In this case, the captive princess is Chyi, who is a waitress in the café. She sleeps in a tiny attic room immediately above the paralyzed youth, whose bed she can see through the floorboards. His mother, her employer — presumably occupying the Queen of the Night role (there doesn’t seem to be any Sarastro) — badly mistreats Chyi, but she is in turn badly used by another son (Samantha Toh Su-Yee) as he tries to sell the café out from under her. At one point we see the Lady Boss anointing herself with some kind of lotion and then turning to Chyi, in what at first seems a stray gesture of kindness and humanity, and putting some of the lotion on her hand. But then she drags the girl to the bed where her comatose son lies and forces the now-lubricated hand down the front of his diaper.

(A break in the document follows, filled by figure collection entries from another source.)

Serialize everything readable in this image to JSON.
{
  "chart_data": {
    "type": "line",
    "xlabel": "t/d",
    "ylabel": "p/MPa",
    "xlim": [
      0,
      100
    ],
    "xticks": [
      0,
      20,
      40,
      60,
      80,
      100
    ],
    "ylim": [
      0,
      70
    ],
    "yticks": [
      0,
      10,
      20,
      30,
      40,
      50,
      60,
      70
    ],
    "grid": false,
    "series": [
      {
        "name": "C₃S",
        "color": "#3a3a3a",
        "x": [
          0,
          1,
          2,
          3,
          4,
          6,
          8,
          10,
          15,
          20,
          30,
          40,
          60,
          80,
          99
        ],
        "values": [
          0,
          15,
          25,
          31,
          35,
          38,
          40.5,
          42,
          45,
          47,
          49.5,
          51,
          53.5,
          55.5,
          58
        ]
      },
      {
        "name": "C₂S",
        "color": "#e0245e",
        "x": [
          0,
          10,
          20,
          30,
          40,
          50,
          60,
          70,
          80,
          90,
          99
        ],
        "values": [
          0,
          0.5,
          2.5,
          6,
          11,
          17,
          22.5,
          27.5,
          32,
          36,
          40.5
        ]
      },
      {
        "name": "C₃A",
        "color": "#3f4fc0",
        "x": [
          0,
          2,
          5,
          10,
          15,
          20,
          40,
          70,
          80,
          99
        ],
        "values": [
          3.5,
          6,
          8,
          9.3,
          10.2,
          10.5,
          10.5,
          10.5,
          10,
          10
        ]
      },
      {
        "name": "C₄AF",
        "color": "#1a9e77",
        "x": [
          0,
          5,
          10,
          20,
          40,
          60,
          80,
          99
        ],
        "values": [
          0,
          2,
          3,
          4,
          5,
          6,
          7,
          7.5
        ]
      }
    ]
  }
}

Like the vast, largely empty narrative spaces of the film or the imposing ghost of economic prosperity in the form of the abandoned high-rise, these are images of an almost desperate loneliness. Eventually Chyi, Rwang and the Lady Boss all become rivals for the romantic attentions of Hsiao Kang — whose own passivity towards the three of them rivals that of his alter ego, the paralyzed boy dreaming of Mozartian romance. It’s a basically comic scenario, and a romantic scene between Hsiao Kang and Chyi, coughing and wheezing through their improvised face masks when a cloud of pollution descends on the city, plays to this side of the film. So perhaps, in its final scene, does the Mozartian sense of all-enveloping forgiveness borrowed from The Marriage of Figaro rather than The Magic Flute. But to get to it you have to come equipped with enormous patience for the movie’s own form of paralysis and stagnation in the form of its immobility and glacial pace.